Education

PhD
Princeton University
Postdoctoral Fellow
Stanford University

Areas of Interest

Research Interests

Receptor Activating Autoantibodies and Disease

Autoimmune Hypertension: The Role of Receptor-Activating Autoantibodies in Disease

Numerous forms of hypertension have an underlying autoimmune component associated with elevated levels of inflammatory cytokines and the presence of autoantibodies capable of activating the major angiotensin II receptor, AT1R (Xia and Kellems 2013). Although these autoantibodies were originally observed in women with preeclampsia (a serious hypertensive disease of pregnancy), they have now been observed in numerous other hypertensive conditions, including malignant hypertension, refractory hypertension and aldosteronism. I have collaborated extensively with Dr. Yang Xia to understand the pathological consequences of these autoantibodies. We were the first to report that these autoantibodies, termed AT1 AA, cause features of preeclampsia when introduced into pregnant mice. Evidence that AT1-AAs contribute to hypertension in experimental animals is now extensive and compelling. A fascinating feature of these autoantibodies is that they uniformly recognize the same epitope (AFHYESQ) located on the second extracellular loop of AT1Rs. In view of the wide-ranging pathophysiological consequences of these autoantibodies, it is important to understand the molecular mechanisms and immunological conditions that initiate their production. This goal is best achieved with an animal model in which the production of these autoantibodies can be experimentally induced with convenience and reproducibility. We have recently developed a mouse model of cytokine-induced hypertension that fulfills these criteria. Our research has revealed that tissue transglutaminase (TG2), a widely distributed enzyme that modifies glutamine residues of proteins, to be required for AT1-AA production and cytokine-induced hypertension. These are important and novel findings that form the basis of our hypothesis that many forms of hypertension result from an autoimmune condition in which cytokine-mediated induction of TG2 results in the post translational modification of AT1Rs, leading to the creation of a neoantigen that stimulates autoimmune production of AT1-AAs. The results of our research are expected to identify therapeutic peptides that will block the hypertensive actions of AT1-AA. Additional research is expected to highlight the use of TGase inhibitors to block the cytokine-induced production of AT1-AA and reduce hypertension.

Kellems research graphic

Pathogenic mediators of angiotensin II type I receptor (AT1R) agonistic autoantibodies (AT1-AA)–induced preeclampsia in pregnant mice. (From Xia and Kellems 2013)

Selected Publications

Xia Y, Kellems RE. 2013. Angiotensin receptor agonistic autoantibodies and hypertension and hypertension: preeclampsia and beyond. Circ Res. 113(1):78-87.
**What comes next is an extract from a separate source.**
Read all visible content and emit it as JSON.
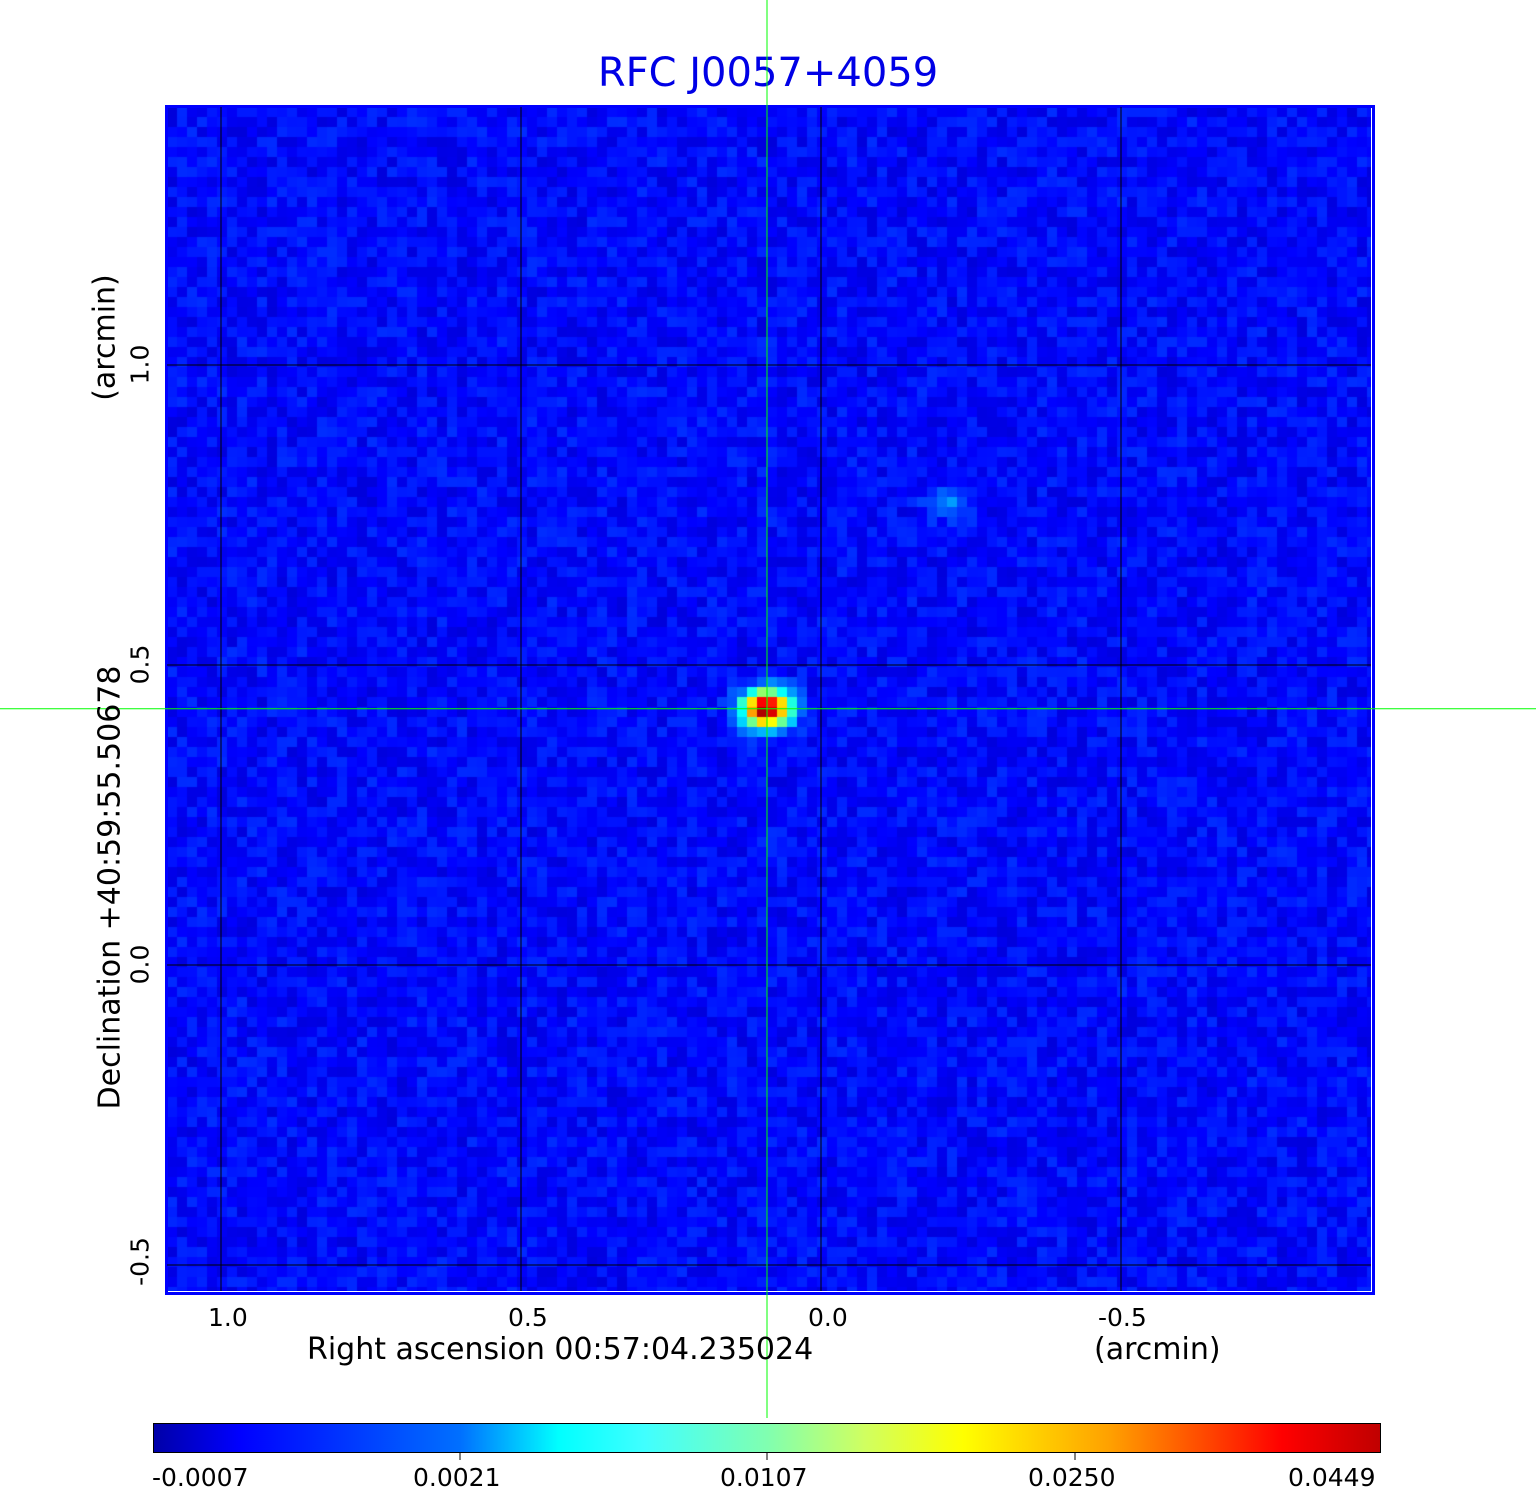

Liu C, Luo R, Wang W, Parchim NF, Iriyama T, Elliot SE, Daugherty PS, Blackwell SC, Sibai B, Kellems RE, Xia Y. 20115. Elevated transglutaminase activity triggers angiotensin receptor activating autoantibody production and pathophysiology of preeclampsia. J Am Heart Assoc. 4:e002323.

Luo R, Liu C, Elliott SE, Wang W, Parchim N, Iriyama T, Daugherty PS, Tao L, Eltzschig HK, Blackwell SC, Sibai BM, Kellems RE and Xia Y. 2016. Transglutaminase is a critical link between inflammation and hypertension. J Am Heart Assoc. 5:e003730.

Liu C, Kellems RE, Xia Y. 2017. Inflammation, Autoimmunity, and Hypertension: The Essential Role of Tissue Transglutaminase. Am J Hypertens. 30:756-764.